Ce document présente la quasi-totalité de l’effort budgétaire et financier consacré par l’État aux territoires ultramarins. Cet effort, il faut le préciser, correspond à 3, 9 % du budget général, alors que les populations ultramarines représentent 4, 3 % de la population nationale, même s’il est indiqué dans le document de politique transversale que les crédits inscrits ne traduisent pas le « coût des outre-mer », mais la mise en œuvre budgétaire des politiques publiques conduites par l’État pour ces territoires.
La hausse de 1, 26 % de ce budget par rapport aux exercices précédents s’inscrit dans une certaine continuité, en dépit d’une situation financière nationale toujours contrainte.
Ce budget se présente comme un budget de responsabilité au regard de la priorité donnée au Gouvernement de rétablir les comptes publics de la France, mais surtout comme un budget de transition pour les territoires ultramarins, dans la perspective des Assises des outre-mer. Le Gouvernement s’est en effet engagé à s’appuyer, pour les prochains projets de loi de finances, sur le Livre bleu outre-mer, qui résultera des Assises des outre-mer, lancées en octobre 2017 et devant s’achever au printemps de 2018.
Monsieur le secrétaire d’État, les Ultramarins auront-ils la patience d’attendre demain, alors que la situation est aujourd’hui plus qu’alarmante ? Tous les voyants sont au rouge : emploi, insécurité, immigration, éducation, finances locales, pour ne citer que ces domaines.
Les maires des communes d’outre-mer que j’ai rencontrés au congrès des maires sont tous en ébullition. Les socio-professionnels sont excédés, confrontés à une chute de leurs commandes et à des grèves qui se multiplient. Tous exhortent le Gouvernement à agir urgemment, évoquant le risque d’explosion sociale, les événements de Guyane de mars et avril derniers étant encore dans toutes les mémoires.
Je sais le Président de la République très attentif et conscient des enjeux. Il a l’expérience de ces dossiers. Pour autant, monsieur le secrétaire d’État, il y a urgence à agir dès ce budget pour 2018 en envoyant des signes positifs sur des sujets très sensibles.
Je pense aux accords de Guyane, qui manquent de visibilité dans ce budget, notamment le plan d’urgence qui semble avancer le frein à main tiré.
Je pense aussi à la suppression brutale des contrats aidés, sujet unanime de mécontentement dans les outre-mer. Il semblerait que des dispositions particulières pour ces territoires soient prises, mais elles mériteraient d’être davantage mises en lumière.
Je pense encore aux dispositions d’incitation fiscale à l’investissement productif et dans le secteur du logement. Un moratoire sur la défiscalisation, en attendant d’aller plus loin, serait bienvenu.

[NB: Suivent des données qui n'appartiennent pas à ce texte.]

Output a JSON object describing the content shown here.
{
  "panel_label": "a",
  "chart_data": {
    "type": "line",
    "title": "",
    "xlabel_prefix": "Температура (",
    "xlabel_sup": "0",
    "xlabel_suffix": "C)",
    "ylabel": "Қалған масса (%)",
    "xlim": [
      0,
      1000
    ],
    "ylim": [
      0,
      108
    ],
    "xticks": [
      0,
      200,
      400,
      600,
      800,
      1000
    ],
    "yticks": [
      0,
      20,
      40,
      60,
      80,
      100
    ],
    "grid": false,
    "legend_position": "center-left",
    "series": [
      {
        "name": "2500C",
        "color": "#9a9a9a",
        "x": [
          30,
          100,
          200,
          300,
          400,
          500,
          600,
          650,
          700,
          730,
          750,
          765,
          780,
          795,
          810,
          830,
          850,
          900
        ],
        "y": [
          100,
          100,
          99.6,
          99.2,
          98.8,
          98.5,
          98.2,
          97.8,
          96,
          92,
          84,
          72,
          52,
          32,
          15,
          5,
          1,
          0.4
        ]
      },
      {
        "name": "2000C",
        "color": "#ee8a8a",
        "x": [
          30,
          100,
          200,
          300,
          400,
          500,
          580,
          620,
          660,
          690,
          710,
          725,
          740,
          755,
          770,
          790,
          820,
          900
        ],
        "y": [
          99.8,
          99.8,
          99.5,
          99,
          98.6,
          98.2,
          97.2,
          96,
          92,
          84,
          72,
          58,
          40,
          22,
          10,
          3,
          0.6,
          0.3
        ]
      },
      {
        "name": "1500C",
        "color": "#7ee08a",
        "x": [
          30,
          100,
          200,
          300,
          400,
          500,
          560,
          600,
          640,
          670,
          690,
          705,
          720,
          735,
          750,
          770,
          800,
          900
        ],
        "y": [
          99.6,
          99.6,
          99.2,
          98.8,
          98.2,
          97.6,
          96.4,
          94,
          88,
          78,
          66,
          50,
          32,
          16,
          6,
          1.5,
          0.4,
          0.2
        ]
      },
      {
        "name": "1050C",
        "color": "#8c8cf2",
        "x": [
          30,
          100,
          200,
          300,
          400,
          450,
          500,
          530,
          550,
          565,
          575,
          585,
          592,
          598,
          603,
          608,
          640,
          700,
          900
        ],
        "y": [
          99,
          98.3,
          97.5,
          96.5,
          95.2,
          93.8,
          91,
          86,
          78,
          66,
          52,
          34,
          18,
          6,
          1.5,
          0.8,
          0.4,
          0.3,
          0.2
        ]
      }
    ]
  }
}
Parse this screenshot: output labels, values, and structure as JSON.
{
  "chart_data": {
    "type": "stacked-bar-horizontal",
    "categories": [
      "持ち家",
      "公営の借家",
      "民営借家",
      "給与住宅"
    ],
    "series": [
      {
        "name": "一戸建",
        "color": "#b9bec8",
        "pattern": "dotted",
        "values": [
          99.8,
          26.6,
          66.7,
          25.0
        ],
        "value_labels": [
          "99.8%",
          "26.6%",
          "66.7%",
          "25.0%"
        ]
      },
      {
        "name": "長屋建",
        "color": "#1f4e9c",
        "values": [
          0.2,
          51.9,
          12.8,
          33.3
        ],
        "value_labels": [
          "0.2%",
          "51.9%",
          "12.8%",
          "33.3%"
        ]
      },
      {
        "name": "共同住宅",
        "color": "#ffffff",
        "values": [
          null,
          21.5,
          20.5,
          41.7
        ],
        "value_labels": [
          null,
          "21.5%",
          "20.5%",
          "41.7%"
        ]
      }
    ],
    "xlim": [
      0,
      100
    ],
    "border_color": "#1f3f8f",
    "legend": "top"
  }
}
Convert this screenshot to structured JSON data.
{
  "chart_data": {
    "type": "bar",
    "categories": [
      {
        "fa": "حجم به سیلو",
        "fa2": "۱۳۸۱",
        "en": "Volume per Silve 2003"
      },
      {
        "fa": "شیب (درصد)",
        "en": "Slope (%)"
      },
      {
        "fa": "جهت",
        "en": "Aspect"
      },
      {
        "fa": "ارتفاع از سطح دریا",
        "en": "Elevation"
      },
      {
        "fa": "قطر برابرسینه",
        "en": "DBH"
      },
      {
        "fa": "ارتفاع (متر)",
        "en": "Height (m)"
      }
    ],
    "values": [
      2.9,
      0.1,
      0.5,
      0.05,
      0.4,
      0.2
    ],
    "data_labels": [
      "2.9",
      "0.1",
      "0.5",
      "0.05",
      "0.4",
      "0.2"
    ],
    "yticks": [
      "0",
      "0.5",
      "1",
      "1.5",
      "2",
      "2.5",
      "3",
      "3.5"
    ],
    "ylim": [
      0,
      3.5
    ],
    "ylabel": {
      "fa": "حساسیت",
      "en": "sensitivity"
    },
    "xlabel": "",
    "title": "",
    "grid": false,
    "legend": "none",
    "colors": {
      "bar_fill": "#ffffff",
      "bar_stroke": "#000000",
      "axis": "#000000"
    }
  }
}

Le CICE outre-mer, porté à 9 %, est également un sujet sensible. Pourquoi ne serait-il pas maintenu ?
La baisse de plus de 8 % des crédits affectés au logement est un autre sujet sensible, de même que la baisse des crédits affectés à la mobilité, à la continuité territoriale.
Je pense enfin aux finances locales : la Cour des comptes a elle-même constaté, dans son dernier rapport d’octobre 2017, que le système de péréquation actuel était défavorable aux communes d’outre-mer.
Sur ces différents points, je proposerai des amendements visant à offrir des opportunités de plus grande adaptation de ce budget à nos réalités ultramarines. J’espère que vous leur donnerez une suite favorable.
Pour terminer, à la lumière de toutes les difficultés que vous rencontrez pour faire rentrer dans ce budget les attentes des populations ultramarines, je veux insister sur la nécessité d’instaurer dans nos territoires la responsabilité d’un réel développement propre, de façon à sortir de cette dépendance budgétaire que vous-même vous ne souhaitez pas non plus.
La croissance par les transferts publics a atteint ses limites. Le Président de la République lui-même veut donner une nouvelle marque, un nouveau souffle aux politiques publiques. Ce qui vaut pour la France doit aussi pouvoir servir d’objectif à la réflexion des outre-mer sur leur avenir – les moyens ne pouvant évidemment être identiques.
Les outre-mer doivent sortir par leurs propres moyens de l’économie de transfert. Le développement endogène devient une nécessité urgente. Nous devons penser notre développement en fonction de nos réalités, de notre environnement complexe, de nos caractéristiques mentales et sociales propres. Il ne saurait y avoir d’égalité réelle sans émancipation réelle, pour reprendre les mots de notre collègue député Serge Letchimy.